Shanghai Knights

We’re told it’s 1887, but the haircuts in “Shanghai Knights” keep telling us it’s 1987 — REO Speedwagon, opening a roller rink in Toledo in 1987, to be specific.

Jackie Chan and Owen Wilson’s coiffures are not credible, but attention to period detail is not the movie’s strong suit, nor is it meant to be, since every time Wilson opens his mouth, a Malibu surfer dude comes out.

Like its predecessor, “Shanghai Noon,” “Knights” has one foot planted in today’s ironic sensibility and only about two toes planted in Victorian London, where it’s supposedly set. Jack the Ripper, Sherlock Holmes and Queen Victoria are involved this time and, once again, Wilson and Chan are a mismatched set of buddies, cracking wise and solving crimes.

By now, we’ve had this sort of yin-yang pairing up the yingyang, but Wilson’s laid-back hipsterism and Chan’s grave athleticism play well off each other as they vow to retrieve a stolen Chinese artifact, come hell or Shanghai water.
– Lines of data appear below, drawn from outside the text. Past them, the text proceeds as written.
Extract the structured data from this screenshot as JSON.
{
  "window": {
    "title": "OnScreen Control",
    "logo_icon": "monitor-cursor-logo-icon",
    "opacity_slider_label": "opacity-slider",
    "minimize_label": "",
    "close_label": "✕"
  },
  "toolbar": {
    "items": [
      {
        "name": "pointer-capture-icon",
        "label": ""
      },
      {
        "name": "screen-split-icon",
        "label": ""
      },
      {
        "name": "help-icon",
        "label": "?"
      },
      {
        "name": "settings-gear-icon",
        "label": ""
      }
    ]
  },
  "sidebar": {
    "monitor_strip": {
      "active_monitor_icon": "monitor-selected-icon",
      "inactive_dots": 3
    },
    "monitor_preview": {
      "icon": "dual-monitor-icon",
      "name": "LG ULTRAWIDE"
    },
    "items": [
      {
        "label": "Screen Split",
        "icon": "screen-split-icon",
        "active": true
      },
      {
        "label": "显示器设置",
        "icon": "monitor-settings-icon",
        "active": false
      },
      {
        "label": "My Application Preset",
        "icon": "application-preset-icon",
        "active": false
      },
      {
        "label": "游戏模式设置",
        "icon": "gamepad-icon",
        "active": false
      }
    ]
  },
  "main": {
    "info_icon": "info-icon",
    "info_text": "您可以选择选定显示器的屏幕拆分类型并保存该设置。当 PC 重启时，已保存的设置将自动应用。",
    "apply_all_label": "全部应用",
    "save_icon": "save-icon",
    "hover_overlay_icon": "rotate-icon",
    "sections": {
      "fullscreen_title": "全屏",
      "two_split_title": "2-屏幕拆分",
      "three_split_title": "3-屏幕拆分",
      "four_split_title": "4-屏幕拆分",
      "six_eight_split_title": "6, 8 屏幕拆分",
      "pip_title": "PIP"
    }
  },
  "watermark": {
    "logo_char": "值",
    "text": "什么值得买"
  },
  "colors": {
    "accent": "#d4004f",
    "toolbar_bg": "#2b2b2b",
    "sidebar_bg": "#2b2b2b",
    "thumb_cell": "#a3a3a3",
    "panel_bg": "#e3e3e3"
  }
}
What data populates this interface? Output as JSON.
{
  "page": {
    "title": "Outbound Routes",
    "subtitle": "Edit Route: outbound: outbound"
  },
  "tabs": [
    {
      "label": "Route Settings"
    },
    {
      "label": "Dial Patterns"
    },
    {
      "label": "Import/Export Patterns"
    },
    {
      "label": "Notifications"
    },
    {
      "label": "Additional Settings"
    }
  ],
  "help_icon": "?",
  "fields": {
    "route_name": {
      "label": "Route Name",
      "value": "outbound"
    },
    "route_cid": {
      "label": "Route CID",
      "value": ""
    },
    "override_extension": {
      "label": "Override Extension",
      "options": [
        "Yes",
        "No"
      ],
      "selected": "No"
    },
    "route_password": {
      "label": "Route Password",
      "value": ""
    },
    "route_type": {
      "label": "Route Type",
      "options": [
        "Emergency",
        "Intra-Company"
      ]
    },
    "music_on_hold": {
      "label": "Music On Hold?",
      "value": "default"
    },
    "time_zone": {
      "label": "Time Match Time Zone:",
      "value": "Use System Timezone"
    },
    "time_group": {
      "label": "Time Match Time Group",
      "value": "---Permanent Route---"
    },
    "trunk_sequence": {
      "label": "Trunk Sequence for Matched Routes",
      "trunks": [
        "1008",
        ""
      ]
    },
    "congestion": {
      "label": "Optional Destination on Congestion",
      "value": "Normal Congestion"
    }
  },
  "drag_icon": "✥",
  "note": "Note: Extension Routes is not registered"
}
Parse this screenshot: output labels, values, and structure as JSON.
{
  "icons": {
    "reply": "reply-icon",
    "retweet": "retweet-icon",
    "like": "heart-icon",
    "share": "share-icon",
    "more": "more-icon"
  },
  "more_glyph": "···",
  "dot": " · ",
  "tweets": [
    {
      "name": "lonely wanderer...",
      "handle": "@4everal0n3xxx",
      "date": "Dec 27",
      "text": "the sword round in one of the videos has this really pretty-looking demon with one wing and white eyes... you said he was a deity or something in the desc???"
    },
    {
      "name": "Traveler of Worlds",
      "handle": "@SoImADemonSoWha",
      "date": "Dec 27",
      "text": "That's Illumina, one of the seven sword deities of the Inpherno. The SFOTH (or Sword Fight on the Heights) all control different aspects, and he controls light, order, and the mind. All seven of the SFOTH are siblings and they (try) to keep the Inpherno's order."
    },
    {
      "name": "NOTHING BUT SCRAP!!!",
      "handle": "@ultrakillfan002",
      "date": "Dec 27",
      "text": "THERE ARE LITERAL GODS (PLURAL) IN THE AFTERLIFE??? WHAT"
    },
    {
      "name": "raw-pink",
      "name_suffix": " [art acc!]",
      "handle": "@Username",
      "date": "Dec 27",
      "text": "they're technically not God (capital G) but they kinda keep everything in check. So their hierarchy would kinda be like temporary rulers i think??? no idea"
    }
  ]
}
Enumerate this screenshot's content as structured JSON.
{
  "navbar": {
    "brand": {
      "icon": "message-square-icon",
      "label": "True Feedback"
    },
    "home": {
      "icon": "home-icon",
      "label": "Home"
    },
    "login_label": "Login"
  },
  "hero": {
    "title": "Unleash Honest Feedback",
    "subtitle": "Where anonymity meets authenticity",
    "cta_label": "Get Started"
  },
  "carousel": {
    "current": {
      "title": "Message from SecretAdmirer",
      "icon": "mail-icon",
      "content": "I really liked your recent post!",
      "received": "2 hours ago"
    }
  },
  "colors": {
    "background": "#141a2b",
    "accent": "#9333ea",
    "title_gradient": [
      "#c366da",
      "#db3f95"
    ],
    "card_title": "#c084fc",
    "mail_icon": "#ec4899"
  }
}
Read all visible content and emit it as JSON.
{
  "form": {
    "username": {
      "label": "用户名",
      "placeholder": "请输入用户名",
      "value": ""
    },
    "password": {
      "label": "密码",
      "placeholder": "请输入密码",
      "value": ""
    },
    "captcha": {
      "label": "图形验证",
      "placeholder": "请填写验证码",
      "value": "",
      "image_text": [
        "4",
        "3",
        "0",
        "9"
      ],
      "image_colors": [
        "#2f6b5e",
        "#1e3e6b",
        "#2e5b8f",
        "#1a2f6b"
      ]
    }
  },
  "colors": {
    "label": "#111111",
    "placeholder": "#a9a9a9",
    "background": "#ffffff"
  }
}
“Shanghai Knights” doesn’t have the verve “Shanghai Noon” did. It’s long on attitude and short on plot or characterization, but it does include a clever, graceful homage to that Victorian classic “Singin’ in the Rain,” an amusing reference to those Victorian moptops, the Beatles, and plenty of the treasured Victorian pastime of drop-kicking thugs while hanging off ladders.
In other words, it’s a movie that has a knack for anachronisms.